Devising a similar strategy to keep Bodemeister out of the winner’s circle wouldn’t likely work, Reed said.

“Bodemeister’s going to be running on the lead, and they’ll have trouble getting him,” Reed said. “I think Bodemeister has only one way of running, and that’s on the lead. If he had another way of running, (trainer Bob) Baffert would not have let him go (that fast early in the Derby).”

Bodemeister, Reed suspects, is one of those horses that gets out of its comfort zone if it is held back by the jockey tugging on the reins.

Even though Bodemeister isn’t vulnerable to race-riding, seeds of doubt remain.

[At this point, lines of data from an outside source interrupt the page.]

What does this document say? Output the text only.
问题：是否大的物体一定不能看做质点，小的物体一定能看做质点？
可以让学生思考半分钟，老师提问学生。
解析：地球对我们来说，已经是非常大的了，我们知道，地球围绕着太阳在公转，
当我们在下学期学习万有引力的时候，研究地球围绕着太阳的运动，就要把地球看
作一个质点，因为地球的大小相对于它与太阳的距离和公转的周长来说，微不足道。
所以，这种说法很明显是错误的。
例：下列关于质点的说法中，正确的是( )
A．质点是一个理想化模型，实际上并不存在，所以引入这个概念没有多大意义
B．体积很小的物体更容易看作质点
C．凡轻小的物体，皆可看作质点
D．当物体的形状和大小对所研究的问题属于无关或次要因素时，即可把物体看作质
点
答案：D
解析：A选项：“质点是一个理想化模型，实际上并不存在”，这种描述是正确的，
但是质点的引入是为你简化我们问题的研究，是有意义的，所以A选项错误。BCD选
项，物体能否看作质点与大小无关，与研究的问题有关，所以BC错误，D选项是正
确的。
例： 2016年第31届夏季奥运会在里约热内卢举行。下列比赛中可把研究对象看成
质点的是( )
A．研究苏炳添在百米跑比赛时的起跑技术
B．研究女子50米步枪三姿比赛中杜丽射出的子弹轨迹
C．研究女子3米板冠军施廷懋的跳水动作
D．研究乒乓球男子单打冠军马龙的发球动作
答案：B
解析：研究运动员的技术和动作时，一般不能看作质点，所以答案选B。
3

“The way he ran the Derby makes you wonder if he can come up with another one,” Reed said. “The rule of thumb for thoroughbreds that run really hard is, it takes them about three weeks to get back to their optimum. The reason is very practical. Horses that give it all they’ve got, most have congestion, bleeding in the lungs. It takes three weeks to clear.”

Decades of experience tell Reed that horses that finish strong tend to recover better than those that start fast and fade at the end, which in that respect, at least, gives I’ll Have Another an edge over Bodemeister. Based on that, Went the Day Well also has a chance to recover well from a strong Derby performance.

And then there are the horses that didn’t run in the Kentucky Derby, basically because their owners didn’t think they had a shot to finish in the money.

“I don’t think you can count out a fresh horse that has proven talent,” Reed said.

The closest to fitting that description is Teeth of the Dog, but the speed horse has not yet won a graded stakes, and some question whether it has the stamina to hang in there all the way in the 13/16-mile event at Pimlico Race Course. It finished third in the Wood Memorial, behind Derby failures Gemologist (severe bone bruise kept it from running strong at Churchill Downs) and Alpha.

This, like every horse race, is no easy call, but why not give it a try and hope your picks don’t suffer a bone bruise? Let’s try a trifecta this time: Went the Day Well, I’ll Have Another, Teeth of the Dog.

Leaving Bodemeister out of the money is a bold gamble, but not an absurd one.

“It comes down to, can he run the same kind of race with the same kind of front speed?” Reed said. “I’m doubting he can do that because he ran his guts out in the Derby.”